Два переменных дня пролетели незаметно. Утром третьего обоз двинулся дальше. Неудача Плещеев сказал на прощанье:
— Путь вам чистый через наши ворота. Спасибо, что не застряли.
— Какие ворота? — не понял Кирилка.
— А эти вот, — воевода вычертил у себя над головой круг, объединяя Троицкий утес с постройками Верхотурского города. — В Сибирскую сторону.
Кирилка поразился: а и впрямь сибирские ворота. Перевальный проход из Европы в Азию. Незримая черта. Радугой повисла она над Бабиновой дорогой. А сбоку от нее буднично стоял сам Бабинов.

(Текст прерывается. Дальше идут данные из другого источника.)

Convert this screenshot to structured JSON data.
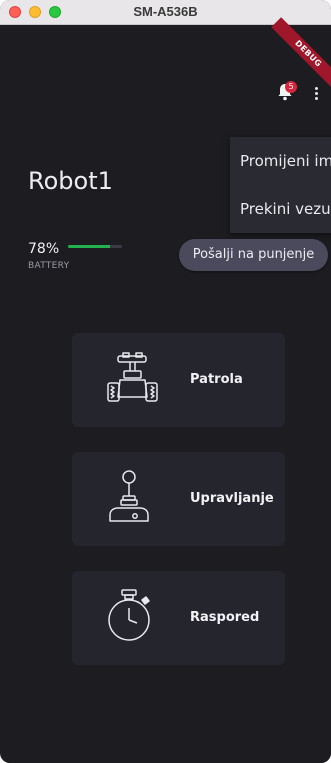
{
  "window": {
    "title": "SM-A536B"
  },
  "debug_banner": "DEBUG",
  "header": {
    "notification_count": "5"
  },
  "menu": {
    "items": [
      {
        "label": "Promijeni ime"
      },
      {
        "label": "Prekini vezu"
      }
    ]
  },
  "robot": {
    "name": "Robot1",
    "battery_percent_text": "78%",
    "battery_level": 0.78,
    "battery_label": "BATTERY",
    "battery_color": "#22b14c"
  },
  "actions": {
    "charge_button": "Pošalji na punjenje"
  },
  "cards": [
    {
      "label": "Patrola",
      "icon": "robot-rover-icon"
    },
    {
      "label": "Upravljanje",
      "icon": "joystick-icon"
    },
    {
      "label": "Raspored",
      "icon": "stopwatch-icon"
    }
  ],
  "colors": {
    "background": "#1c1c21",
    "card": "#25252d",
    "button": "#4a4a5c",
    "badge": "#d7263d"
  }
}
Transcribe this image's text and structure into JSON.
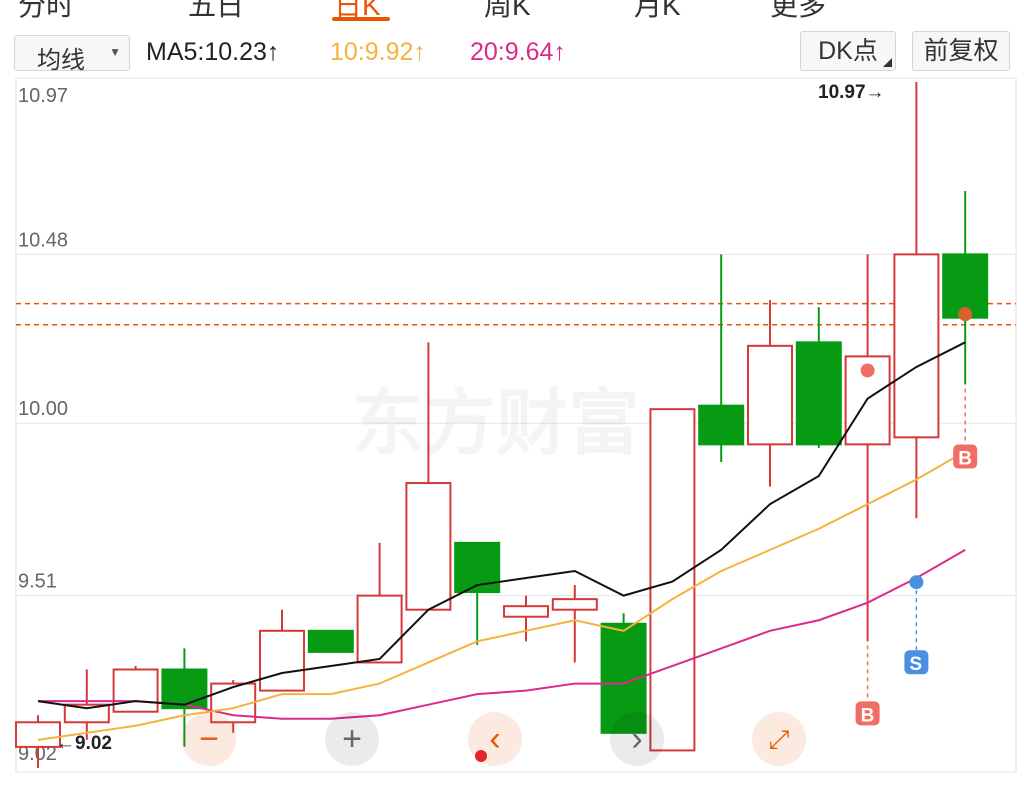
{
  "tabs": [
    "分时",
    "五日",
    "日K",
    "周K",
    "月K",
    "更多"
  ],
  "toolbar": {
    "indicator_select": "均线",
    "ma5": "MA5:10.23↑",
    "ma10": "10:9.92↑",
    "ma20": "20:9.64↑",
    "dk_button": "DK点",
    "restore_button": "前复权"
  },
  "colors": {
    "accent": "#ea5504",
    "up": "#d4393a",
    "down": "#079b14",
    "ma5": "#111111",
    "ma10": "#f5b23c",
    "ma20": "#dc2a8a",
    "buy_marker": "#f26d65",
    "sell_marker": "#4a90e2"
  },
  "watermark": "东方财富",
  "markers": {
    "high_label": "10.97→",
    "low_label": "←9.02",
    "buy": "B",
    "sell": "S"
  },
  "chart_data": {
    "type": "candlestick",
    "y_ticks": [
      "10.97",
      "10.48",
      "10.00",
      "9.51",
      "9.02"
    ],
    "ylim": [
      9.02,
      10.97
    ],
    "candles": [
      {
        "open": 9.08,
        "close": 9.15,
        "high": 9.17,
        "low": 9.02
      },
      {
        "open": 9.15,
        "close": 9.2,
        "high": 9.3,
        "low": 9.1
      },
      {
        "open": 9.18,
        "close": 9.3,
        "high": 9.31,
        "low": 9.18
      },
      {
        "open": 9.3,
        "close": 9.19,
        "high": 9.36,
        "low": 9.08
      },
      {
        "open": 9.15,
        "close": 9.26,
        "high": 9.27,
        "low": 9.12
      },
      {
        "open": 9.24,
        "close": 9.41,
        "high": 9.47,
        "low": 9.24
      },
      {
        "open": 9.41,
        "close": 9.35,
        "high": 9.41,
        "low": 9.35
      },
      {
        "open": 9.32,
        "close": 9.51,
        "high": 9.66,
        "low": 9.32
      },
      {
        "open": 9.47,
        "close": 9.83,
        "high": 10.23,
        "low": 9.47
      },
      {
        "open": 9.66,
        "close": 9.52,
        "high": 9.66,
        "low": 9.37
      },
      {
        "open": 9.45,
        "close": 9.48,
        "high": 9.51,
        "low": 9.38
      },
      {
        "open": 9.47,
        "close": 9.5,
        "high": 9.54,
        "low": 9.32
      },
      {
        "open": 9.43,
        "close": 9.12,
        "high": 9.46,
        "low": 9.12
      },
      {
        "open": 9.07,
        "close": 10.04,
        "high": 10.04,
        "low": 9.07
      },
      {
        "open": 10.05,
        "close": 9.94,
        "high": 10.48,
        "low": 9.89
      },
      {
        "open": 9.94,
        "close": 10.22,
        "high": 10.35,
        "low": 9.82
      },
      {
        "open": 10.23,
        "close": 9.94,
        "high": 10.33,
        "low": 9.93
      },
      {
        "open": 9.94,
        "close": 10.19,
        "high": 10.48,
        "low": 9.38
      },
      {
        "open": 9.96,
        "close": 10.48,
        "high": 10.97,
        "low": 9.73
      },
      {
        "open": 10.48,
        "close": 10.3,
        "high": 10.66,
        "low": 10.11
      }
    ],
    "ma5": [
      9.21,
      9.19,
      9.21,
      9.2,
      9.25,
      9.29,
      9.31,
      9.33,
      9.47,
      9.54,
      9.56,
      9.58,
      9.51,
      9.55,
      9.64,
      9.77,
      9.85,
      10.07,
      10.16,
      10.23
    ],
    "ma10": [
      9.1,
      9.12,
      9.14,
      9.17,
      9.19,
      9.23,
      9.23,
      9.26,
      9.32,
      9.38,
      9.41,
      9.44,
      9.41,
      9.5,
      9.58,
      9.64,
      9.7,
      9.77,
      9.84,
      9.92
    ],
    "ma20": [
      9.21,
      9.21,
      9.21,
      9.2,
      9.17,
      9.16,
      9.16,
      9.17,
      9.2,
      9.23,
      9.24,
      9.26,
      9.26,
      9.31,
      9.36,
      9.41,
      9.44,
      9.49,
      9.56,
      9.64
    ],
    "reference_lines": [
      10.34,
      10.28
    ],
    "buy_signals": [
      17,
      19
    ],
    "sell_signals": [
      18
    ]
  },
  "controls": [
    "zoom-out",
    "zoom-in",
    "scroll-left",
    "scroll-right",
    "fullscreen"
  ]
}
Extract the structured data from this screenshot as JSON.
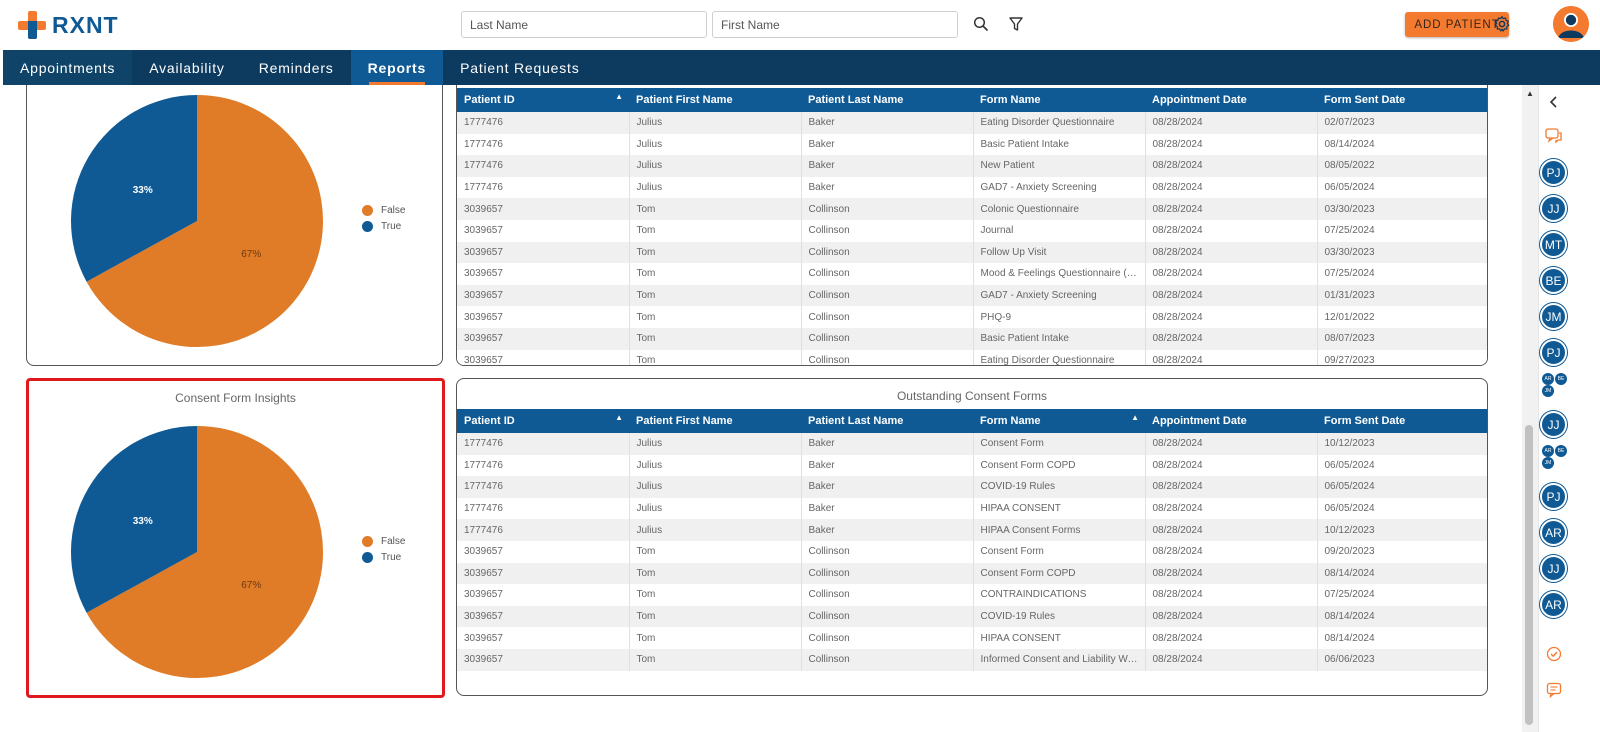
{
  "header": {
    "logo_text": "RXNT",
    "last_name_placeholder": "Last Name",
    "first_name_placeholder": "First Name",
    "add_patient_label": "ADD PATIENT"
  },
  "nav": {
    "items": [
      "Appointments",
      "Availability",
      "Reminders",
      "Reports",
      "Patient Requests"
    ],
    "active": "Reports"
  },
  "top_chart": {
    "chart_data": {
      "type": "pie",
      "title": "",
      "slices": [
        {
          "label": "False",
          "value": 67,
          "display": "67%",
          "color": "#e07b27"
        },
        {
          "label": "True",
          "value": 33,
          "display": "33%",
          "color": "#0f5a95"
        }
      ],
      "legend_position": "right"
    },
    "legend": [
      "False",
      "True"
    ]
  },
  "top_table": {
    "columns": [
      "Patient ID",
      "Patient First Name",
      "Patient Last Name",
      "Form Name",
      "Appointment Date",
      "Form Sent Date"
    ],
    "rows": [
      [
        "1777476",
        "Julius",
        "Baker",
        "Eating Disorder Questionnaire",
        "08/28/2024",
        "02/07/2023"
      ],
      [
        "1777476",
        "Julius",
        "Baker",
        "Basic Patient Intake",
        "08/28/2024",
        "08/14/2024"
      ],
      [
        "1777476",
        "Julius",
        "Baker",
        "New Patient",
        "08/28/2024",
        "08/05/2022"
      ],
      [
        "1777476",
        "Julius",
        "Baker",
        "GAD7 - Anxiety Screening",
        "08/28/2024",
        "06/05/2024"
      ],
      [
        "3039657",
        "Tom",
        "Collinson",
        "Colonic Questionnaire",
        "08/28/2024",
        "03/30/2023"
      ],
      [
        "3039657",
        "Tom",
        "Collinson",
        "Journal",
        "08/28/2024",
        "07/25/2024"
      ],
      [
        "3039657",
        "Tom",
        "Collinson",
        "Follow Up Visit",
        "08/28/2024",
        "03/30/2023"
      ],
      [
        "3039657",
        "Tom",
        "Collinson",
        "Mood & Feelings Questionnaire (MFQ...",
        "08/28/2024",
        "07/25/2024"
      ],
      [
        "3039657",
        "Tom",
        "Collinson",
        "GAD7 - Anxiety Screening",
        "08/28/2024",
        "01/31/2023"
      ],
      [
        "3039657",
        "Tom",
        "Collinson",
        "PHQ-9",
        "08/28/2024",
        "12/01/2022"
      ],
      [
        "3039657",
        "Tom",
        "Collinson",
        "Basic Patient Intake",
        "08/28/2024",
        "08/07/2023"
      ],
      [
        "3039657",
        "Tom",
        "Collinson",
        "Eating Disorder Questionnaire",
        "08/28/2024",
        "09/27/2023"
      ]
    ]
  },
  "consent_chart": {
    "title": "Consent Form Insights",
    "chart_data": {
      "type": "pie",
      "title": "Consent Form Insights",
      "slices": [
        {
          "label": "False",
          "value": 67,
          "display": "67%",
          "color": "#e07b27"
        },
        {
          "label": "True",
          "value": 33,
          "display": "33%",
          "color": "#0f5a95"
        }
      ],
      "legend_position": "right"
    },
    "legend": [
      "False",
      "True"
    ]
  },
  "consent_table": {
    "title": "Outstanding Consent Forms",
    "columns": [
      "Patient ID",
      "Patient First Name",
      "Patient Last Name",
      "Form Name",
      "Appointment Date",
      "Form Sent Date"
    ],
    "rows": [
      [
        "1777476",
        "Julius",
        "Baker",
        "Consent Form",
        "08/28/2024",
        "10/12/2023"
      ],
      [
        "1777476",
        "Julius",
        "Baker",
        "Consent Form COPD",
        "08/28/2024",
        "06/05/2024"
      ],
      [
        "1777476",
        "Julius",
        "Baker",
        "COVID-19 Rules",
        "08/28/2024",
        "06/05/2024"
      ],
      [
        "1777476",
        "Julius",
        "Baker",
        "HIPAA CONSENT",
        "08/28/2024",
        "06/05/2024"
      ],
      [
        "1777476",
        "Julius",
        "Baker",
        "HIPAA Consent Forms",
        "08/28/2024",
        "10/12/2023"
      ],
      [
        "3039657",
        "Tom",
        "Collinson",
        "Consent Form",
        "08/28/2024",
        "09/20/2023"
      ],
      [
        "3039657",
        "Tom",
        "Collinson",
        "Consent Form COPD",
        "08/28/2024",
        "08/14/2024"
      ],
      [
        "3039657",
        "Tom",
        "Collinson",
        "CONTRAINDICATIONS",
        "08/28/2024",
        "07/25/2024"
      ],
      [
        "3039657",
        "Tom",
        "Collinson",
        "COVID-19 Rules",
        "08/28/2024",
        "08/14/2024"
      ],
      [
        "3039657",
        "Tom",
        "Collinson",
        "HIPAA CONSENT",
        "08/28/2024",
        "08/14/2024"
      ],
      [
        "3039657",
        "Tom",
        "Collinson",
        "Informed Consent and Liability Waiver",
        "08/28/2024",
        "06/06/2023"
      ]
    ]
  },
  "rail": {
    "avatars": [
      "PJ",
      "JJ",
      "MT",
      "BE",
      "JM",
      "PJ",
      "JJ",
      "PJ",
      "AR",
      "JJ",
      "AR"
    ],
    "mini_groups": [
      [
        "AR",
        "BE",
        "JM"
      ],
      [
        "AR",
        "BE",
        "JM"
      ]
    ]
  }
}
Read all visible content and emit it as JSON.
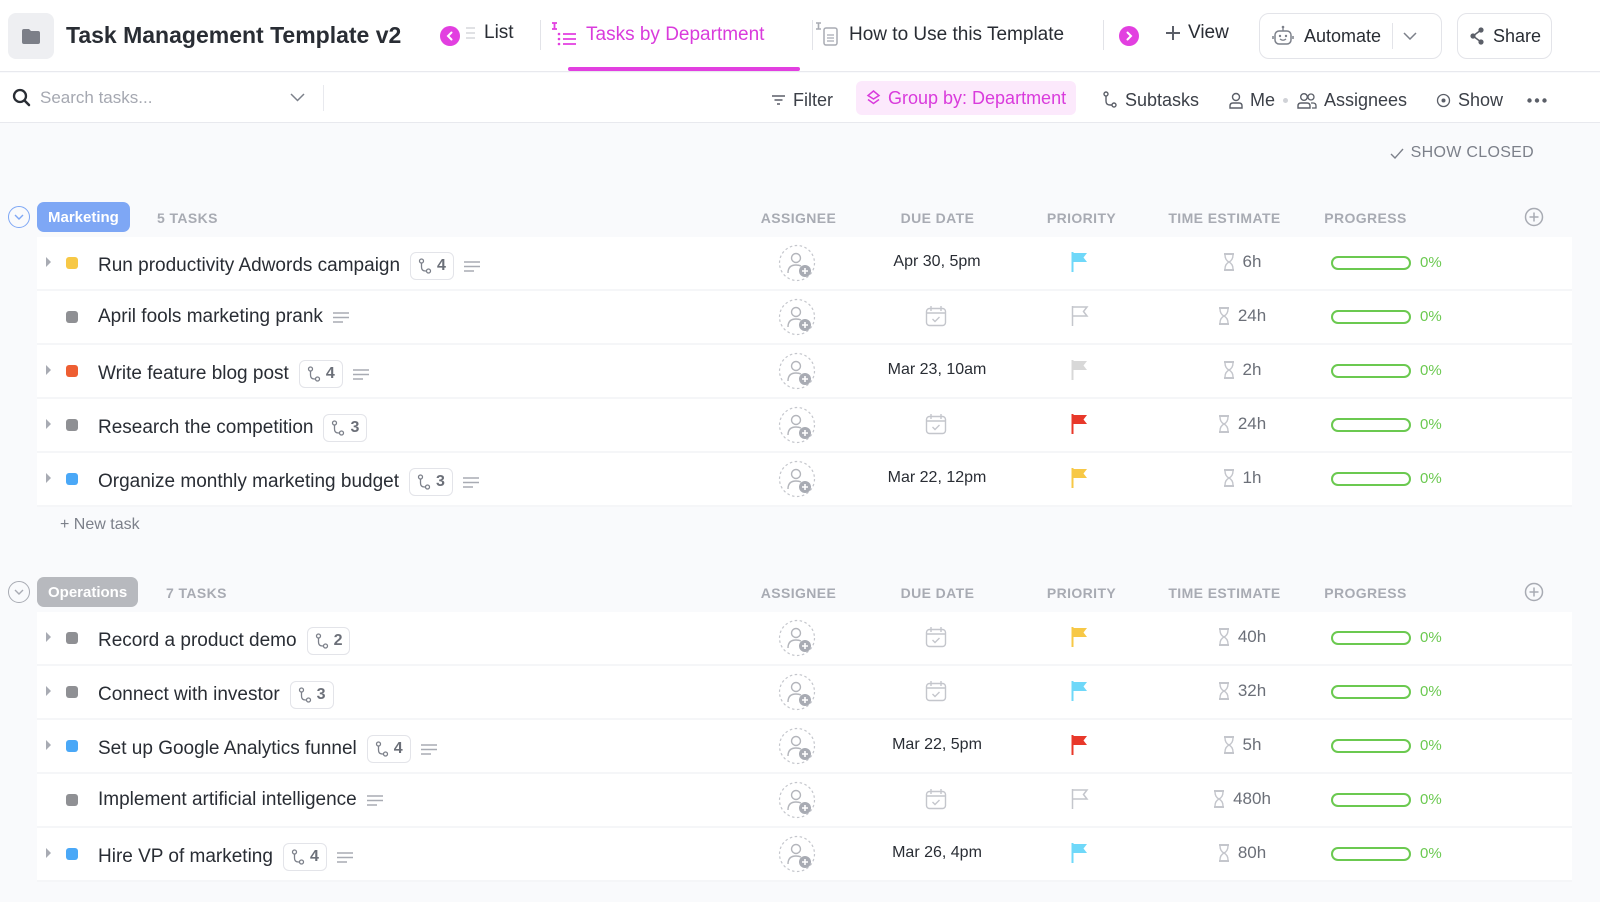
{
  "header": {
    "title": "Task Management Template v2",
    "tabs": [
      {
        "label": "List",
        "active": false
      },
      {
        "label": "Tasks by Department",
        "active": true
      },
      {
        "label": "How to Use this Template",
        "active": false
      }
    ],
    "add_view_label": "View",
    "automate_label": "Automate",
    "share_label": "Share",
    "accent_color": "#e23fe0"
  },
  "toolbar": {
    "search_placeholder": "Search tasks...",
    "filter_label": "Filter",
    "group_by_label": "Group by: Department",
    "subtasks_label": "Subtasks",
    "me_label": "Me",
    "assignees_label": "Assignees",
    "show_label": "Show"
  },
  "show_closed_label": "SHOW CLOSED",
  "columns": {
    "assignee": "ASSIGNEE",
    "due_date": "DUE DATE",
    "priority": "PRIORITY",
    "time_estimate": "TIME ESTIMATE",
    "progress": "PROGRESS"
  },
  "new_task_label": "+ New task",
  "groups": [
    {
      "name": "Marketing",
      "count_label": "5 TASKS",
      "color": "#7ea7f5",
      "tasks": [
        {
          "name": "Run productivity Adwords campaign",
          "status_color": "#f7c846",
          "expandable": true,
          "subtasks": "4",
          "has_description": true,
          "due": "Apr 30, 5pm",
          "priority": "normal",
          "priority_color": "#6fd8f9",
          "time": "6h",
          "progress": 0,
          "progress_label": "0%"
        },
        {
          "name": "April fools marketing prank",
          "status_color": "#8f9094",
          "expandable": false,
          "subtasks": "",
          "has_description": true,
          "due": "",
          "priority": "none",
          "priority_color": "#c4c6cc",
          "time": "24h",
          "progress": 0,
          "progress_label": "0%"
        },
        {
          "name": "Write feature blog post",
          "status_color": "#ee5e32",
          "expandable": true,
          "subtasks": "4",
          "has_description": true,
          "due": "Mar 23, 10am",
          "priority": "low",
          "priority_color": "#d8d8d8",
          "time": "2h",
          "progress": 0,
          "progress_label": "0%"
        },
        {
          "name": "Research the competition",
          "status_color": "#8f9094",
          "expandable": true,
          "subtasks": "3",
          "has_description": false,
          "due": "",
          "priority": "urgent",
          "priority_color": "#e8382a",
          "time": "24h",
          "progress": 0,
          "progress_label": "0%"
        },
        {
          "name": "Organize monthly marketing budget",
          "status_color": "#4aa8f7",
          "expandable": true,
          "subtasks": "3",
          "has_description": true,
          "due": "Mar 22, 12pm",
          "priority": "high",
          "priority_color": "#f7c846",
          "time": "1h",
          "progress": 0,
          "progress_label": "0%"
        }
      ]
    },
    {
      "name": "Operations",
      "count_label": "7 TASKS",
      "color": "#b7b9be",
      "tasks": [
        {
          "name": "Record a product demo",
          "status_color": "#8f9094",
          "expandable": true,
          "subtasks": "2",
          "has_description": false,
          "due": "",
          "priority": "high",
          "priority_color": "#f7c846",
          "time": "40h",
          "progress": 0,
          "progress_label": "0%"
        },
        {
          "name": "Connect with investor",
          "status_color": "#8f9094",
          "expandable": true,
          "subtasks": "3",
          "has_description": false,
          "due": "",
          "priority": "normal",
          "priority_color": "#6fd8f9",
          "time": "32h",
          "progress": 0,
          "progress_label": "0%"
        },
        {
          "name": "Set up Google Analytics funnel",
          "status_color": "#4aa8f7",
          "expandable": true,
          "subtasks": "4",
          "has_description": true,
          "due": "Mar 22, 5pm",
          "priority": "urgent",
          "priority_color": "#e8382a",
          "time": "5h",
          "progress": 0,
          "progress_label": "0%"
        },
        {
          "name": "Implement artificial intelligence",
          "status_color": "#8f9094",
          "expandable": false,
          "subtasks": "",
          "has_description": true,
          "due": "",
          "priority": "none",
          "priority_color": "#c4c6cc",
          "time": "480h",
          "progress": 0,
          "progress_label": "0%"
        },
        {
          "name": "Hire VP of marketing",
          "status_color": "#4aa8f7",
          "expandable": true,
          "subtasks": "4",
          "has_description": true,
          "due": "Mar 26, 4pm",
          "priority": "normal",
          "priority_color": "#6fd8f9",
          "time": "80h",
          "progress": 0,
          "progress_label": "0%"
        }
      ]
    }
  ]
}
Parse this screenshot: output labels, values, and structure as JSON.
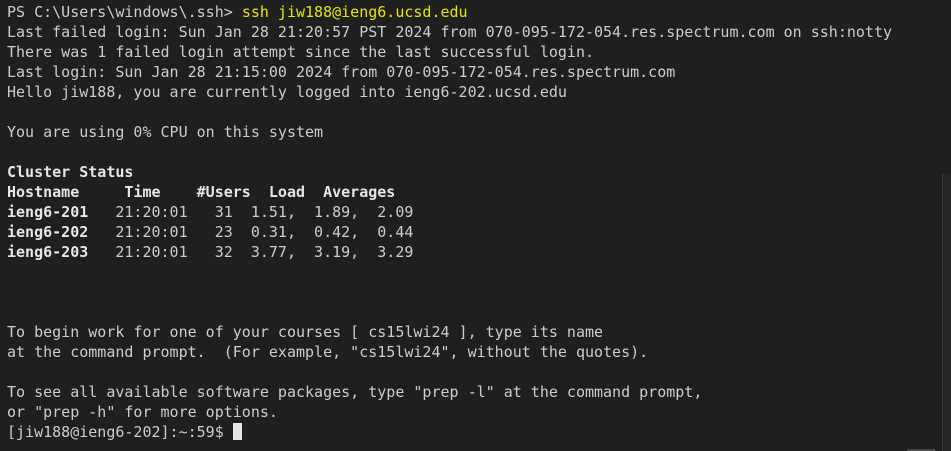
{
  "prompt_line": {
    "prompt": "PS C:\\Users\\windows\\.ssh> ",
    "command": "ssh jiw188@ieng6.ucsd.edu"
  },
  "login_info": [
    "Last failed login: Sun Jan 28 21:20:57 PST 2024 from 070-095-172-054.res.spectrum.com on ssh:notty",
    "There was 1 failed login attempt since the last successful login.",
    "Last login: Sun Jan 28 21:15:00 2024 from 070-095-172-054.res.spectrum.com",
    "Hello jiw188, you are currently logged into ieng6-202.ucsd.edu"
  ],
  "cpu_line": "You are using 0% CPU on this system",
  "cluster": {
    "title": "Cluster Status",
    "header": "Hostname     Time    #Users  Load  Averages",
    "rows": [
      {
        "host": "ieng6-201",
        "rest": "   21:20:01   31  1.51,  1.89,  2.09"
      },
      {
        "host": "ieng6-202",
        "rest": "   21:20:01   23  0.31,  0.42,  0.44"
      },
      {
        "host": "ieng6-203",
        "rest": "   21:20:01   32  3.77,  3.19,  3.29"
      }
    ]
  },
  "course_info": [
    "To begin work for one of your courses [ cs15lwi24 ], type its name",
    "at the command prompt.  (For example, \"cs15lwi24\", without the quotes)."
  ],
  "software_info": [
    "To see all available software packages, type \"prep -l\" at the command prompt,",
    "or \"prep -h\" for more options."
  ],
  "shell_prompt": "[jiw188@ieng6-202]:~:59$ "
}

— Кланяйтесь нашим, как увидите своих, — добавил он к прощальным словам воеводы. — Счастливо до места добраться. Даст Бог, свидимся еще.
А Баженке казалось, что это не Бабинов напутствует его, а Никола-Чудотворец, заступник ото всех бед и несчастий, хранитель на суше и на водах, а стало быть, покровитель дороги.
Год Касьяна
Сибирская Татария встретила обоз снеговалом. Утром на Василия Теплого[279] проглянуло было солнце, украшенное алыми приветливыми лучами, но тут же затмилось. Налетел с Камня порывистый ветер, принес липкую снежуру, заляпал ею дорогу от Салдинской слободы до Туринского острога, пообрушивал всюду ломкие ветки с могучих кедров. Пришлось пешим казакам расчищать ездовую полосу от завалов. Взмокли они, по сугробам лазаючи, в смоле вымазались, но к концу второго дня дотащились-таки до острога. Загомонили радостно:
— Ну наконец-то… Хоть и в дырявом Епанчине, а за ночь отогреемся.
Баженке послышалось: в дырявой епанче. Под верхней одеждой то есть, под круглым безрукавным плащом, укрывающим от непогоды. Так умаялись ребятушки, что учали городить невесть что…
Ан нет. Оказалось, рядом с продувной Туринской крепостцой в четыре угла, там, где угнездилась ныне Ямская слобода, стоял прежде татарский юрт князьца Епанчи. Четыре года назад откочевал он в земли своего близкого родича Енбая, но простой люд памятен: вместо Туринского городка нет-нет да и выскочит у него — Епанчин.
«А что, — прикинул Баженка, — Добрая назва. Татарам в ней слышится свое, русиянам свое. Для усталого путника это и впрямь епанча, укрывающая от непогоды, для служилого человека — щит от ногаев и прочих набежчиков, для Москвы — второй шаг в Сибирскую землю, нарицаемую Азией».
В пятнадцатый раз сменив коней, обоз двинулся дальше. Тотчас переменилась и погода. Мокрый снег на глазах затвердел, оставляя на гололеди острые наросты. И запрыгали по ним полозья саней, застучали, спотыкаясь, конские копыта, зашаркали, выискивая ровные места, ноги пеших казаков. Подернулось ледком небо, тонким таким, игольчатым, прозрачным. Будто не к весне дело повернуло, не Благовещением Пресветлой Богородицы отметилось, не благословением божьим на скорое сеяние злаков и съедобных плодов, а назад отхлынуло — ко дню Касьяна немилостивого[280], того, что собирает остатки времени, по шести часов ежегод, дабы однажды и себе праздник устроить. Он у него один раз на четыре года случается. Ну как тут не впасть в обиду, скупость, завидность? Ну как не скривиться характером?